Yasinan


            Salah satu ciri khas umat islam di Indonesia yang mungkin tidak akan dijumpai di beberapa negara muslim lain adalah adanya fenomena yasinan. Yasinan akrab dengan masyarakat muslim di Indonesia khususnya di masyarakat Jawa.
            Yasinan biasanya dilaksanakan pada malam hari Jum’at. Akan tetapi ada juga sebagian diantara masyarakat yang melaksanakan diluar hari jum’at. Kegiatan ini dilaksanakan oleh umat islam yang menyebut diri mereka sebagai ahlus Sunnah wal jamaah khususnya mereka yang tergabung dalam organisasi Nahdlatul Ulama’. Jam’iyyah ini didirikan oleh Hadlratusy Syaikh Hasyim Asy’ari, pendiri pondok pesantren Tebu Ireng Jombang Jawa Timur.
            Pada masyarakat Jawa, seolah tradisi yasinan adalah tradisi yang wajib dilakukan. Hal ini terbukti dari semangat masyarakat dalam melaksanakan dan melestarikan tradisi yasinan ini. Biasanya masyarakat di lingkungan RT disebuah desa berkumpul untuk melaksanakan tradisi ini. Kegiatan ini di laksanakan secara bergiliran dari rumah kerumah. Dalam satu desa biasanya bisa terdiri dari beberapa jamaah.
            Malam jum’at dipilih sebagai pelaksanaan kegiatan ini karena malam jum’at di percaya sebagai malam yang lebih baik dari yang lain.

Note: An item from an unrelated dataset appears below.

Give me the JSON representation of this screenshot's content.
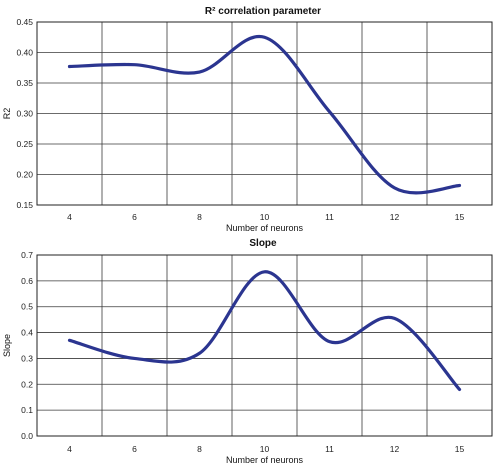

Ini tidak berarti menafikan hari yang lain, akan tetapi menurut beberapa riwayat bahwa hari jum’at adalah sayyidul ayyam. Hal inilah yang kemudian menyebabkan malam jum’at dianggap sebagai malam yang paling baik dalam melaksanakan kegiatan keagamaan semisal yasinan, dziba’an, barzanzi, dan beberapa kegiatan keagamaan lain di lingkup masyarakat Nahdliyyin di Jawa.
            Yasinan dalam tradisi masyarakat Jawa memiliki manfaat yang banyak. Kegiatan ini bisa menjadi sarana silaturrahmi bagi masyarakat setempat untuk semakin meningkatkan rasa solidaritas dan kebersamaan. Selain itu dalam tradisi ini dimaksudkan juga untuk mendo’akan ahli kubur yang telah meninggal dunia agar mereka diampuni oleh Allah SWT.

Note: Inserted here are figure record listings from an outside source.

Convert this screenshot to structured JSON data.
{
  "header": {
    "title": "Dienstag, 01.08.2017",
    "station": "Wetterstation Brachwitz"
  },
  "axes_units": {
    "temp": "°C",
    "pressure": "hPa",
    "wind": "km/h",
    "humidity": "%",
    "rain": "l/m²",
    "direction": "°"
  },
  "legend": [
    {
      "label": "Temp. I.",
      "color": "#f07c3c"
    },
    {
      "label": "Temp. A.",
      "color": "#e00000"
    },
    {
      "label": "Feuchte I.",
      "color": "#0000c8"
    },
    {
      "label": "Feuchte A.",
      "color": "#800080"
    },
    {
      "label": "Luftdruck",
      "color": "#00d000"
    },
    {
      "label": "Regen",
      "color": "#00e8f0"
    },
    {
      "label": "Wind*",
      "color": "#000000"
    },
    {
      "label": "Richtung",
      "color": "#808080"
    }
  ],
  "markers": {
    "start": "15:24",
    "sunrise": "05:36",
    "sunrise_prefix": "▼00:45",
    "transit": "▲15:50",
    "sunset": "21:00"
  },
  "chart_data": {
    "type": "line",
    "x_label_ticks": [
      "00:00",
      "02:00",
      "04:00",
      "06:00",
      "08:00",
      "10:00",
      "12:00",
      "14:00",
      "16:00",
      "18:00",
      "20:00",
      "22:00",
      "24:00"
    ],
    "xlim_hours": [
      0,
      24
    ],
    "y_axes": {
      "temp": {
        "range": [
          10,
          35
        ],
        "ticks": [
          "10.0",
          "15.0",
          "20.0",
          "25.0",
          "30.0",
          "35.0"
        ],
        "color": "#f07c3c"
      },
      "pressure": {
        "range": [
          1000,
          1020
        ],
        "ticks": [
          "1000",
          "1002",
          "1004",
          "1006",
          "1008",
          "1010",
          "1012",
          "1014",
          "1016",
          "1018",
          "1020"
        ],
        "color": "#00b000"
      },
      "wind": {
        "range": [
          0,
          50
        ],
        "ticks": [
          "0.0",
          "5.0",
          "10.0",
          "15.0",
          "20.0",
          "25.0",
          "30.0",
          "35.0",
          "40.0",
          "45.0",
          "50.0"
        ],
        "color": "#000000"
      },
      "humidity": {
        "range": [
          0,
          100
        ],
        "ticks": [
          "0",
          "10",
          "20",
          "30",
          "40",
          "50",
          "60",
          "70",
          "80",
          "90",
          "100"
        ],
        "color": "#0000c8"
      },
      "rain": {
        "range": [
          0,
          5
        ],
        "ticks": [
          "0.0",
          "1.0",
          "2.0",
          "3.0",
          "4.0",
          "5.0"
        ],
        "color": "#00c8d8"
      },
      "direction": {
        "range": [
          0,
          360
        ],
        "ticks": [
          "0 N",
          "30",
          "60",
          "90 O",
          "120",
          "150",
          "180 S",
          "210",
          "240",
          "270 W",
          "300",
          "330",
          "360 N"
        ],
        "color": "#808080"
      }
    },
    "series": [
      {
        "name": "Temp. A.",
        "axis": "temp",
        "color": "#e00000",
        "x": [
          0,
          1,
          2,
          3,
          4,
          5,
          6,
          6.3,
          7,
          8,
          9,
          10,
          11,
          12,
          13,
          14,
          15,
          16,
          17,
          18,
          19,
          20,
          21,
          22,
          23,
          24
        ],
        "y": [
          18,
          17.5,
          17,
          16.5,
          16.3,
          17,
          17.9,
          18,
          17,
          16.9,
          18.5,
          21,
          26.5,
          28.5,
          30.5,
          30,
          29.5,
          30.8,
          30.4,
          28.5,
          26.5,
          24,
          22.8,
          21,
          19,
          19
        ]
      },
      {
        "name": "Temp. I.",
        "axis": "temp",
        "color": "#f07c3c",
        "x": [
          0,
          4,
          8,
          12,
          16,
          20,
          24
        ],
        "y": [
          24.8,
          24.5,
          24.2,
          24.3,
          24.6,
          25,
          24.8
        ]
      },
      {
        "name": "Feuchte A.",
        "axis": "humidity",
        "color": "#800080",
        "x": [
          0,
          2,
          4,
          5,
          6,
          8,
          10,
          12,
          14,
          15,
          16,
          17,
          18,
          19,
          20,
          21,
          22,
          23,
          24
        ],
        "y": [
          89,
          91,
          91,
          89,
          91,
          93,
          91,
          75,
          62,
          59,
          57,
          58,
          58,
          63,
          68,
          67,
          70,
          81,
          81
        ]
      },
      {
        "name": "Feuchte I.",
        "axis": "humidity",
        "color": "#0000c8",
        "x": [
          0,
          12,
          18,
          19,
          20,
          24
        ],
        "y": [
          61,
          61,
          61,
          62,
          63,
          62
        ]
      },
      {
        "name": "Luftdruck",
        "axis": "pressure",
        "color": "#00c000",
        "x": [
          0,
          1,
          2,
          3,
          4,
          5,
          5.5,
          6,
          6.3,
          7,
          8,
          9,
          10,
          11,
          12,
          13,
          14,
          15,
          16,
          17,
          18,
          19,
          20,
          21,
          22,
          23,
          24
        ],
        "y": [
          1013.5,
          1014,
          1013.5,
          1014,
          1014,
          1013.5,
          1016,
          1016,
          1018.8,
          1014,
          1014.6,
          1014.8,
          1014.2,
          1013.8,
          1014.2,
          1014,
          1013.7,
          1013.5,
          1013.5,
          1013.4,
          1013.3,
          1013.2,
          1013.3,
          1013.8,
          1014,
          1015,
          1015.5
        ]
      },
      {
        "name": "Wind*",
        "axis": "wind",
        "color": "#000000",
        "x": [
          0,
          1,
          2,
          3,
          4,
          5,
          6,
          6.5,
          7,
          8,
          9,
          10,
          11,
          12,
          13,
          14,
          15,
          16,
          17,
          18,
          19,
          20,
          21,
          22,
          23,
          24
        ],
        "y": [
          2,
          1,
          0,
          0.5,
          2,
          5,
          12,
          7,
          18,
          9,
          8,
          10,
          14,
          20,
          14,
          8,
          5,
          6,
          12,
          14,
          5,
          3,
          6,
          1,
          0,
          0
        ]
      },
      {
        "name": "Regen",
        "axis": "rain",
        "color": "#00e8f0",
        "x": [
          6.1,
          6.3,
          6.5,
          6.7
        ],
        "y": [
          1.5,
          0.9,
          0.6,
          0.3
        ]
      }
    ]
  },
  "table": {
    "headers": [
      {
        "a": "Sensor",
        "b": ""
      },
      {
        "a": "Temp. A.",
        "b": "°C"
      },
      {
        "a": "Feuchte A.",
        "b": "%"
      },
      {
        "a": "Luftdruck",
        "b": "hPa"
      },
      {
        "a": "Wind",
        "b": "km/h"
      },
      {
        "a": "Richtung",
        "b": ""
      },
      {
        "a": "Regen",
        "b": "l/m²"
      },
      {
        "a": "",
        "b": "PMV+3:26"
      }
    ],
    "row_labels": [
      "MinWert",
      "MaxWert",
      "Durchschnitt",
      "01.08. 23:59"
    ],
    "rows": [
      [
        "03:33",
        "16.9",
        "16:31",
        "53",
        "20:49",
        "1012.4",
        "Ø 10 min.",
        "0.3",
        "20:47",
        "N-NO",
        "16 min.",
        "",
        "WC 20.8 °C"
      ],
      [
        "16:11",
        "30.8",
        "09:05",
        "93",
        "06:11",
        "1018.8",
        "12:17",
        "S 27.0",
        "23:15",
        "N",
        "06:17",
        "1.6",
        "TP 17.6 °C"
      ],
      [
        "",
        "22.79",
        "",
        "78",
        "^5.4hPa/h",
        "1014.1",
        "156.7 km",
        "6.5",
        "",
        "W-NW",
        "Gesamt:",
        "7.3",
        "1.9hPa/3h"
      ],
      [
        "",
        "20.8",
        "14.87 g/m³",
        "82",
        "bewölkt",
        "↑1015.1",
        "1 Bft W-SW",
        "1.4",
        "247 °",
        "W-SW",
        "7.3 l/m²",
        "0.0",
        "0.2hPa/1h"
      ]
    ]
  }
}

            Namun demikian tradisi ini juga menimbulkan kontroversi dikalangan masyarakat, khususnya mereka yang anti terhadap tahlilan, yasinan dan tawasulan serta kegiatan serupa yang lain. Meski demikian tradisi ini berkembang dengan sangat subur di lingkungan masyarakat khususnya masyarakat Jawa. Dengan dalih bahwa semua kegiatan tersebut tidak pernah dicontohkan oleh rasulullah saw sebagai pembuat syari’at. Mereka selalu menanyakan dalil nash baik dari al Qur’an maupun hadits.
Terlepas dari semua kontroversi tentang yasinan, nyatanya yasinan mampu menjadi media perekat umat yang mujarab. Masyarakat dengan berbagai variannya duduk bersanding dan berdampingan dengan akrab dan hangat penuh keakraban. Selain itu tradisi ini menciptakan suasana yang tenang dan damai di masyarakat. Mereka hidup saling menghormati dan menghargai. Oleh karenanya menurut hemat penulis tradisi ini perlu dilaksanakan dan dilestarikan agar kehidupan yang damai, aman dan sejahtera terwujud di negeri yang subur makmur seperti ini.